Attended the 49er game yesterday, and it was incredibly entertaining, even if the 49ers gave up the game at the end. The fact that they were poised to and likely should have beat the Cowboys is a massive leap forward from last season…a fact I tried unsuccessfully to console myself with as I left the stadium.
One other note – there were a disgusting amount of Cowboys fans in Candlestick yesterday. Disgusting in every conceivable way but mostly in just how many of them were there. Like maybe 35, 40% of the stadium seemed to have Cowboys jerseys on – that’s embarrassing for me. Forget “America’s Team,” there were a great many fans who were only old enough to have been fans of the Triplets era, and if you live here and were a fan of them during that time? That makes no sense…in fact, it’s evil in one of its more pure forms.
God, I hate the Cowboys.
If you haven’t seen it, try and find footage online of Jimmy Smith threading the line and hooking his foot around the pylon to score a game-winning overtime TD. Insane.
And for that matter, Brian Finneran, whose name I can’t really say without wanting to say, “Finneran, Begin Again!”, made an insane catch himself making sure he got both feet down. Football players are amazing athletes, that’s for sure.
One of the things that is undeniable about the 49ers this season is that they at least resemble a NFL team – sure, they got trounced by an angry Philadelphia team, but that’s the class of the NFC. Against some other supposedly good teams, Dallas and St. Louis, they competed and could have won both games. That’s with roughly the same personnel as last year starting.
In other words, I’m pleased with Mike Nolan so far. The same should be said of Nick Sabean, whose Dolphins are suddenly competitive, even while Ricky Williams meditates at an ashram on Sundays.
On the other hand, if I was about to make my NFL coaching debut, I would absolutely love to follow Dennis Erickson or Dave Wannedstedt. Talk about setting yourself up for favorable comparison.
3 correct picks. 3/13. Do you know how hard it is to actually guess wrong on 10 games in a week?
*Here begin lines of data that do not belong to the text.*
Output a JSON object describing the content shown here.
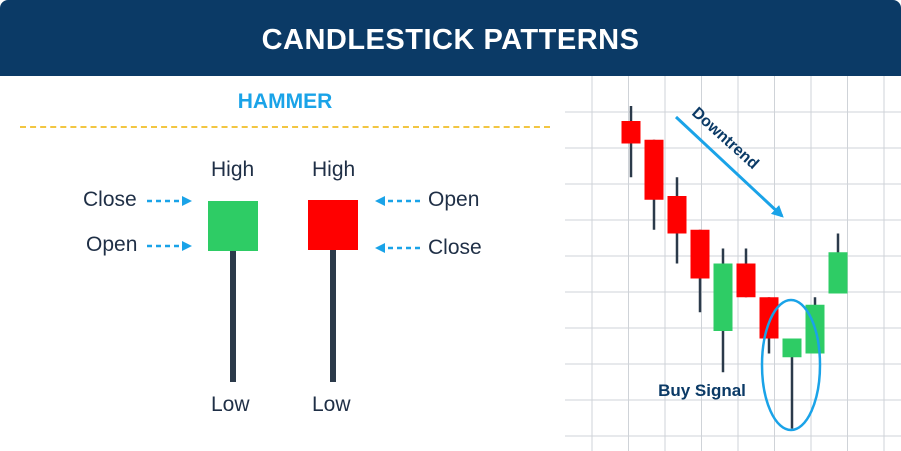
{
  "header": {
    "title": "CANDLESTICK PATTERNS"
  },
  "pattern": {
    "name": "HAMMER"
  },
  "bullish": {
    "high": "High",
    "low": "Low",
    "close": "Close",
    "open": "Open"
  },
  "bearish": {
    "high": "High",
    "low": "Low",
    "open": "Open",
    "close": "Close"
  },
  "chart": {
    "trend_label": "Downtrend",
    "signal_label": "Buy Signal"
  },
  "colors": {
    "banner": "#0b3a66",
    "accent": "#1aa3e8",
    "divider": "#f2c641",
    "bull": "#2ecc65",
    "bear": "#ff0000",
    "text": "#1f2f46"
  },
  "chart_data": {
    "type": "candlestick",
    "candles": [
      {
        "direction": "down",
        "open": 8.8,
        "close": 8.2,
        "high": 9.2,
        "low": 7.3
      },
      {
        "direction": "down",
        "open": 8.3,
        "close": 6.7,
        "high": 8.3,
        "low": 5.9
      },
      {
        "direction": "down",
        "open": 6.8,
        "close": 5.8,
        "high": 7.3,
        "low": 5.0
      },
      {
        "direction": "down",
        "open": 5.9,
        "close": 4.6,
        "high": 5.9,
        "low": 3.7
      },
      {
        "direction": "up",
        "open": 3.2,
        "close": 5.0,
        "high": 5.4,
        "low": 2.1
      },
      {
        "direction": "down",
        "open": 5.0,
        "close": 4.1,
        "high": 5.4,
        "low": 4.1
      },
      {
        "direction": "down",
        "open": 4.1,
        "close": 3.0,
        "high": 4.1,
        "low": 2.6
      },
      {
        "direction": "up",
        "open": 2.5,
        "close": 3.0,
        "high": 3.0,
        "low": 0.6
      },
      {
        "direction": "up",
        "open": 2.6,
        "close": 3.9,
        "high": 4.1,
        "low": 2.6
      },
      {
        "direction": "up",
        "open": 4.2,
        "close": 5.3,
        "high": 5.8,
        "low": 4.2
      }
    ],
    "ylim": [
      0,
      10
    ],
    "grid": true,
    "annotations": [
      "Downtrend",
      "Buy Signal"
    ]
  }
}
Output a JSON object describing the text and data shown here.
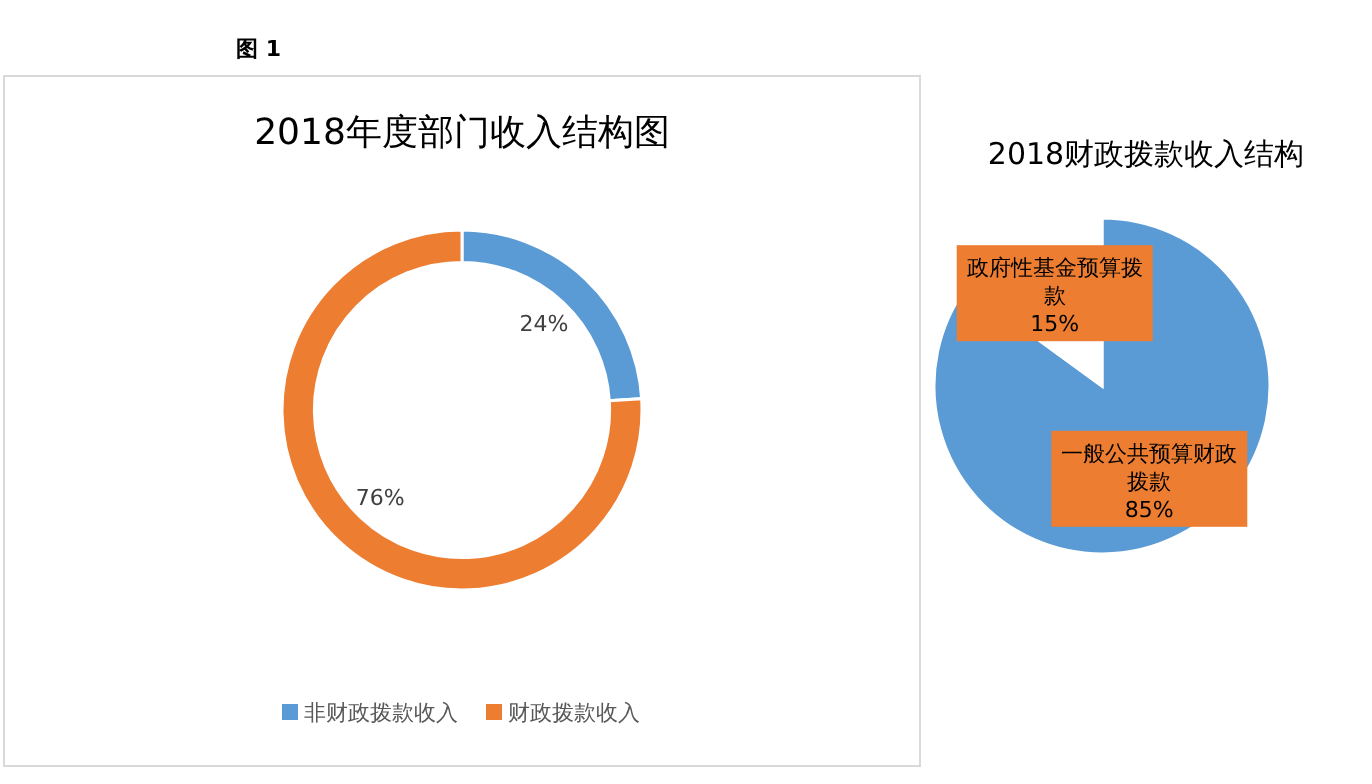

Three wins…man, this is not good.
Before you get swept up in the "David Akers is so tough, that was impressive" rah-rah for him gutting out a winning field goal, remember this:
1) He's a kicker.
2) Earlier in the week, Akers himself said he shouldn't handle kickoffs in order to be around to kick field goals. Obviously, something changed as there wasn't another kicker available. What the hell is that? What happened between Wednesday and Sunday? Either Reid or Akers screwed up bigtime, and Akers hamstring is much worse off for it.
Green Bay is 0-3. I thought they’d be less competitive this year than last, but not this bad. But I wouldn’t possibly begin to guess what’s going to happen in that division. At this point, it’s a complete toss-up.
Cadillac Williams is really, really good. I thought the Bucs were supposed to be bad this year. And for everyone talking about how improved the Cardinals would be, yeah…not so much. I really did think they’d have an improved offense, but I wasn’t convinced they’d win more games. Now that Kurt Warner has hurt himself…again…looks like it’s meet the new boss, same as the old boss.
It’s pretty impressive that Shaun Alexander, who had 140 yards and an insane 4 TDs against the Cardinals…didn’t have the best game by a running back. That would have to go to LaDanian Tomlinson, who ran for 190 yards and three TDs…and also threw a TD pass himself. Which also set the surprising New York Giants back home on a reality plane. The Giants won’t stink, but San Diego utterly outplayed them, at times in every facet of the game. San Diego needed the game, and absolutely came through.
And why then, did I choose the Giants? [Pounds head on desk.]
Finally, it gets harder and harder for New Orleans to become the new “America’s Team” as every sportscaster dubbed them when they both keep losing and imbecile coach Jim Haslett cries and moans about not having a real home field to play on. I know it’s tough (though ask the 49ers if they had a home field advantage yesterday) but whining does not beget sympathy. It also suggests to many, probably including some Saints players, that you have decided that that is the reason you lost, instead of things you can fix. The team has to believe that the coach can point out why the team isn’t doing well and FIX IT. This is what I think Nolan and Sabean have done with their teams. And yet, Mike Tice and Jim Haslett remain gainfully employed. Sigh.
Folks, this is the last time I can ask this without getting mean-spirited: SEND ME YOUR MONEY. It’s about Week 4 and I’ve vowed to kick any team out of the league who hasn’t paid up yet. I really need to be consistent about this, so if you don’t send in your checks by the end of the week, I AM GOING TO DELETE YOUR TEAM FROM THE LEAGUE. I’m contacting each one of you with a payment request via PayPal, but send it in anyway you need to. This is sort of ridiculous, I can’t beg much more pathetically than this and I don’t want to keep doing it.
Also, please pick more erroneously so I have a chance. That is all.